The problem

You want to know whether an email transmission was shared with Microsoft or Google so you can act accordingly.

tx (n/a)

Doing an MX lookup before sending a msg will often give answers (e.g. if the recipient simply uses MS or Google without using a 3rd-party email firewall like barracuda or a forwarder). So an MX lookup can only be either CAGEMAFIA-positive or it can be inconclusive.

In any case, the proposed filtering tool does nothing to help with sending.

rx

For receiving, you have much more certainty of couriers involved but inspecting headers manually is tedious and error prone.
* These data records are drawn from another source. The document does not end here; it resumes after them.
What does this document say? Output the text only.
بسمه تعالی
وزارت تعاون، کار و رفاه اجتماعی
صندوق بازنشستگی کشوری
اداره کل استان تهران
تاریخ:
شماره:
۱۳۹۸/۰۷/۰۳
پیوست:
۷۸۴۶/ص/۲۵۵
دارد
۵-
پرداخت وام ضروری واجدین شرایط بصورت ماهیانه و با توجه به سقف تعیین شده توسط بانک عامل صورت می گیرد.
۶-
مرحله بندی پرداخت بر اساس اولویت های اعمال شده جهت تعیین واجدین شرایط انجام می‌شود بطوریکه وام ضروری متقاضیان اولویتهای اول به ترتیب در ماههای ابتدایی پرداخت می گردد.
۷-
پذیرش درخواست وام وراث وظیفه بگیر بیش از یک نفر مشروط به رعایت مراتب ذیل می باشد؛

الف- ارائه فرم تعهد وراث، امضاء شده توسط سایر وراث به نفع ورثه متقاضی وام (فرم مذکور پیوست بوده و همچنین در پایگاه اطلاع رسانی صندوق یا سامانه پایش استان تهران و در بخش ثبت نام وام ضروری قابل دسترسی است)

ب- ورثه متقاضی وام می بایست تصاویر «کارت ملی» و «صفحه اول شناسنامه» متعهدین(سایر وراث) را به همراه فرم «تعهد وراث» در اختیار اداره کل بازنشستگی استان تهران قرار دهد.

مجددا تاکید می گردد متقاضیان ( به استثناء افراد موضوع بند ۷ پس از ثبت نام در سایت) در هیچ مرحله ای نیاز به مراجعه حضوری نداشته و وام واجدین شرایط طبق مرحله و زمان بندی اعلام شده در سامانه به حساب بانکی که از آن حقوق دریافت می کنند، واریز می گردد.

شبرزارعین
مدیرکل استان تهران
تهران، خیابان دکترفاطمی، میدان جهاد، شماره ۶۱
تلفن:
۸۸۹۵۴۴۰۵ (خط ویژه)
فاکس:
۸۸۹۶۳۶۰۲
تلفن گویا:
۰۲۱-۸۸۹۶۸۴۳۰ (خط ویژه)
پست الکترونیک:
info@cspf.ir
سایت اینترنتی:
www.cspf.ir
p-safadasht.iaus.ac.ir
E.g. if “outlook” appears in the msg id header it likely just means Outlook was the MUA not the network used.

The fix and concept

Just as spamassassin filters a msg to work out whether it’s spam, we could use a filter tool to work out which networks an inbound email traversed. It could add a header like: X-Path: Microsoft → Spamgourmet → Disroot You configure your mail client to highlight baddies in this header, like “Microsoft”.

So suppose you originally did an MX lookup which revealed “barracuda”, thus inconclusive on whether the other person uses a surveillance capitalist. You decide to take a risk and reveal your email address to the other party. Then they use it to email you which reveals they use MS in the routing. You can then demand that they erase your email address (under GDPR or anti-spam protection in some regions).

You could easily write another filter to add the sender and X-Path to a local database. You could also publicise the information to help others. E.g. microblog that “Gov agency X uses Microsoft for their email (masked by baracuda) – snail mail recommended”.